The AIA might be more resilient than human eyes would be – damage to your eyes from staring at the Sun, known as solar retinopathy, can happen in under two minutes – but over time it still suffers from the sheer energy output. "Over time, the sensitive lenses and sensors of solar telescopes begin to degrade," NASA explains. "To ensure the data such instruments send back is still accurate, scientists recalibrate periodically to make sure they understand just how the instrument is changing."
This SDO eye-test has so far relied on sounding rockets. Designed to have a short lifespan, they fly out past the bulk of the Earth's atmosphere – which helps protect us from much of the ultraviolet light – and then measure the levels out there. That's then compared to the measurements from the AIA, and then the data tweaked to accommodate instrument degradation.
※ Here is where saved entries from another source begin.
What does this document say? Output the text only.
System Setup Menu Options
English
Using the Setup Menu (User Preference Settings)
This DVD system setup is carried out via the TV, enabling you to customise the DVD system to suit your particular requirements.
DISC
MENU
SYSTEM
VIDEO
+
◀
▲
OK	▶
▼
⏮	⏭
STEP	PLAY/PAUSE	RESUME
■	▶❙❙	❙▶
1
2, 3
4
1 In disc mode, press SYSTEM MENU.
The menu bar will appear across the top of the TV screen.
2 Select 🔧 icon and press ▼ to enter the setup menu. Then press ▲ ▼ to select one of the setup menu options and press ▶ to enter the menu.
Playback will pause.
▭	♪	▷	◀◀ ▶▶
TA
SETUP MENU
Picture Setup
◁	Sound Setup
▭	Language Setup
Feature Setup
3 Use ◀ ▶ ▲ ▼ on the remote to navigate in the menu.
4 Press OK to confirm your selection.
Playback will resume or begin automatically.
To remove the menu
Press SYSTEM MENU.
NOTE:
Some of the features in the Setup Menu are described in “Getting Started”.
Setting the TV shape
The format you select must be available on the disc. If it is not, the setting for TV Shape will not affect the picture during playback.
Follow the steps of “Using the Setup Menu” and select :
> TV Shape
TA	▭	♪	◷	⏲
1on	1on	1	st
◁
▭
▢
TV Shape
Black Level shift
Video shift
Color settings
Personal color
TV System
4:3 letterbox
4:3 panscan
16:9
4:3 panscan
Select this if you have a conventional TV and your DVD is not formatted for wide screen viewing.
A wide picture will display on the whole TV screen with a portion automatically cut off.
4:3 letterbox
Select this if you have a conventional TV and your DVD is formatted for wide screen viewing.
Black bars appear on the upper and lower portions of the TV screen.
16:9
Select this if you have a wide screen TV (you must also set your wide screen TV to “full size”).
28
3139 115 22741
The image above shows the original data from the AIA on the left, and the processed version using sounding rockets calibration on the right.
Problem is, NASA explains, you can't be constantly sending up sounding rockets. "That means there's downtime where the calibration is slightly off in between each sounding rocket calibration," the agency explains. Looking ahead, meanwhile, deep space missions will also need to look at potent stars, but won't be able to use sounding rockets for their calibration.
The fix, detailed in a new paper today, is machine learning. By training an AI algorithm on existing images from sounding rocket calibration flights, and telling it what the correct amount of calibration is, the system can learn how much to apply.
In the image above (which you can click to see full-sized), the top row shows the raw data captured by the AIA in the years since it began observations. The lower row shows the data after being processed by the new machine learning algorithm.
"Because AIA looks at the Sun in multiple wavelengths of light, researchers can also use the algorithm to compare specific structures across the wavelengths and strengthen its assessments," NASA says. "To start, they would teach the algorithm what a solar flare looked like by showing it solar flares across all of AIA's wavelengths until it recognized solar flares in all different types of light. Once the program can recognize a solar flare without any degradation, the algorithm can then determine how much degradation is affecting AIA's current images and how much calibration is needed for each."
Checking the machine learning predictions to the actual calibration results from rocket launches, it turned out the AI got it just right. Now, the AIA team plans to use the trained algorithm to better adjust for changes in the instrument between future rocket flights.